Monday, October 12, 2009

Living in the Past, Part II


It's hard to not think about the past when walking down the main street of Arlington, Nebraska. There haven't been gas pumps at the former French Oil Company (John Anderson's Conoco station before that) since gas was still well under $2.00 per gallon.
And directly behind in the background is the former F&R Foods. Farnum Franzenberg and his wife Rosella ran it for many years until they retired. Then somebody else. Then it closed, reopened, closed again.
I remember when the streets were busy and lined with parked cars when people shopped here. Saturday night was the time to go to town and shop for groceries, sell eggs and cream, maybe pick up some chicken feed or a salt block. Get a haircut at Rich Melvard's barber shop. Maybe you'd even stop in at Loftis' Cafe and have a root beer float or a pineapple milkshake. There were dances at the dancehall down at the Washington County Fairgrounds. For a number of years, stock car races every Saturday night in summer. The heavy perfume of drying alfalfa wafted up from the Arlington Dehydrator plant. Regular gas may have cost 24.9 cents a gallon--tax included.
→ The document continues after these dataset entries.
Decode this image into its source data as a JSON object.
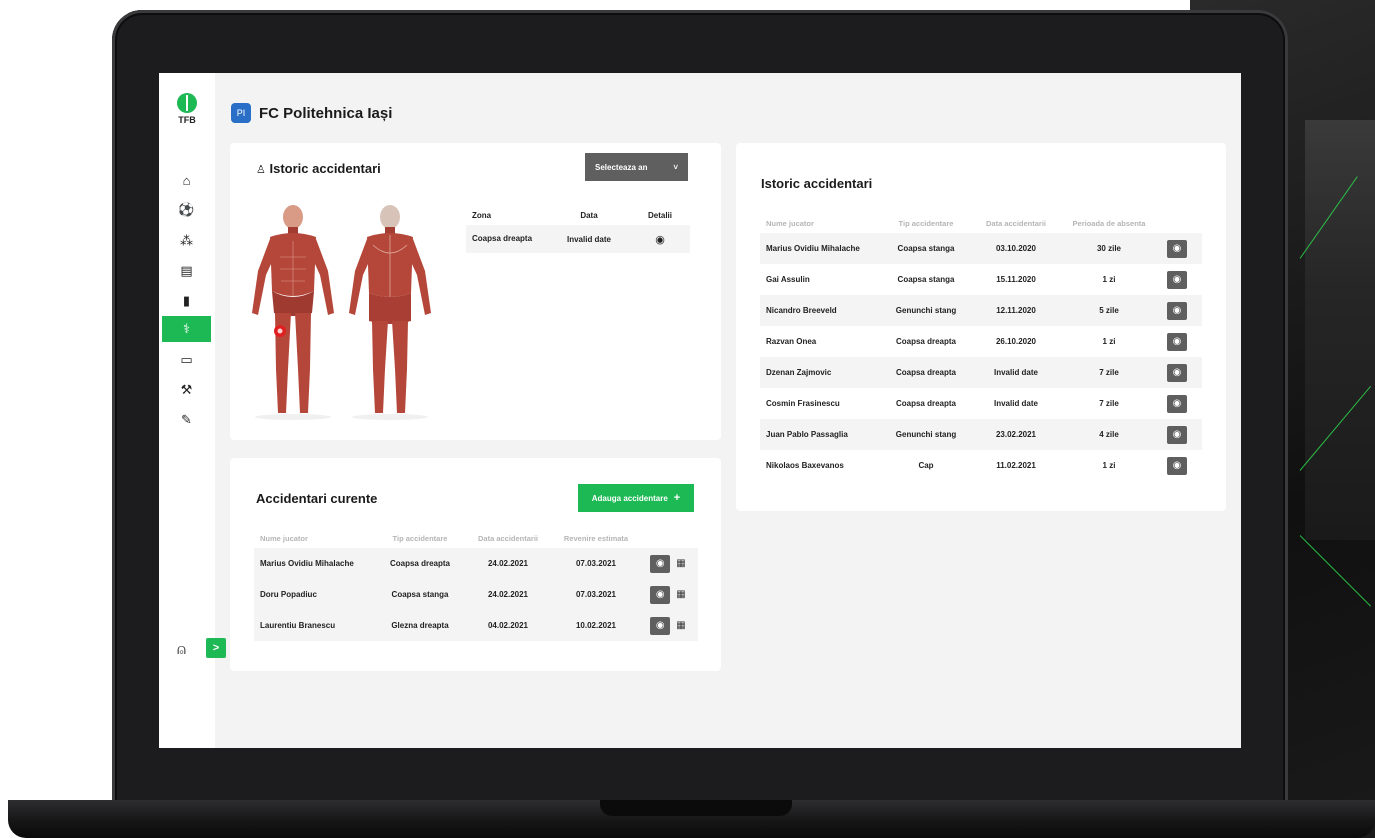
{
  "sidebar": {
    "logo_text": "TFB",
    "items": [
      {
        "icon": "home-icon",
        "glyph": "⌂"
      },
      {
        "icon": "ball-icon",
        "glyph": "⚽"
      },
      {
        "icon": "tactics-icon",
        "glyph": "⁂"
      },
      {
        "icon": "document-icon",
        "glyph": "▤"
      },
      {
        "icon": "stats-icon",
        "glyph": "▮"
      },
      {
        "icon": "medical-icon",
        "glyph": "⚕"
      },
      {
        "icon": "folder-icon",
        "glyph": "▭"
      },
      {
        "icon": "tool-icon",
        "glyph": "⚒"
      },
      {
        "icon": "edit-icon",
        "glyph": "✎"
      }
    ],
    "active_index": 5,
    "expand_glyph": ">",
    "user_glyph": "⍝"
  },
  "header": {
    "club_name": "FC Politehnica Iași",
    "badge": "PI"
  },
  "history_panel": {
    "title": "Istoric accidentari",
    "select_label": "Selecteaza an",
    "select_arrow": "˅",
    "columns": [
      "Zona",
      "Data",
      "Detalii"
    ],
    "rows": [
      {
        "zone": "Coapsa dreapta",
        "date": "Invalid date"
      }
    ]
  },
  "current_panel": {
    "title": "Accidentari curente",
    "add_label": "Adauga accidentare",
    "add_glyph": "+",
    "columns": [
      "Nume jucator",
      "Tip accidentare",
      "Data accidentarii",
      "Revenire estimata"
    ],
    "rows": [
      {
        "name": "Marius Ovidiu Mihalache",
        "type": "Coapsa dreapta",
        "date": "24.02.2021",
        "return": "07.03.2021"
      },
      {
        "name": "Doru Popadiuc",
        "type": "Coapsa stanga",
        "date": "24.02.2021",
        "return": "07.03.2021"
      },
      {
        "name": "Laurentiu Branescu",
        "type": "Glezna dreapta",
        "date": "04.02.2021",
        "return": "10.02.2021"
      }
    ]
  },
  "history_table": {
    "title": "Istoric accidentari",
    "columns": [
      "Nume jucator",
      "Tip accidentare",
      "Data accidentarii",
      "Perioada de absenta"
    ],
    "rows": [
      {
        "name": "Marius Ovidiu Mihalache",
        "type": "Coapsa stanga",
        "date": "03.10.2020",
        "absence": "30 zile"
      },
      {
        "name": "Gai Assulin",
        "type": "Coapsa stanga",
        "date": "15.11.2020",
        "absence": "1 zi"
      },
      {
        "name": "Nicandro Breeveld",
        "type": "Genunchi stang",
        "date": "12.11.2020",
        "absence": "5 zile"
      },
      {
        "name": "Razvan Onea",
        "type": "Coapsa dreapta",
        "date": "26.10.2020",
        "absence": "1 zi"
      },
      {
        "name": "Dzenan Zajmovic",
        "type": "Coapsa dreapta",
        "date": "Invalid date",
        "absence": "7 zile"
      },
      {
        "name": "Cosmin Frasinescu",
        "type": "Coapsa dreapta",
        "date": "Invalid date",
        "absence": "7 zile"
      },
      {
        "name": "Juan Pablo Passaglia",
        "type": "Genunchi stang",
        "date": "23.02.2021",
        "absence": "4 zile"
      },
      {
        "name": "Nikolaos Baxevanos",
        "type": "Cap",
        "date": "11.02.2021",
        "absence": "1 zi"
      }
    ]
  },
  "colors": {
    "accent": "#1db954",
    "button_dark": "#5f5f5f",
    "muscle": "#b4473a"
  }
}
Those days won't return. The past won't return anywhere. But it feels like we are expecting it to in America these days. Somehow, we think, everything will just click and suddenly America will work right again and all our problems and money woes will go away. At least that's how it feels.
But will it be that simple? If we don't think we have some very hard and serious work ahead of us, are we living in the past?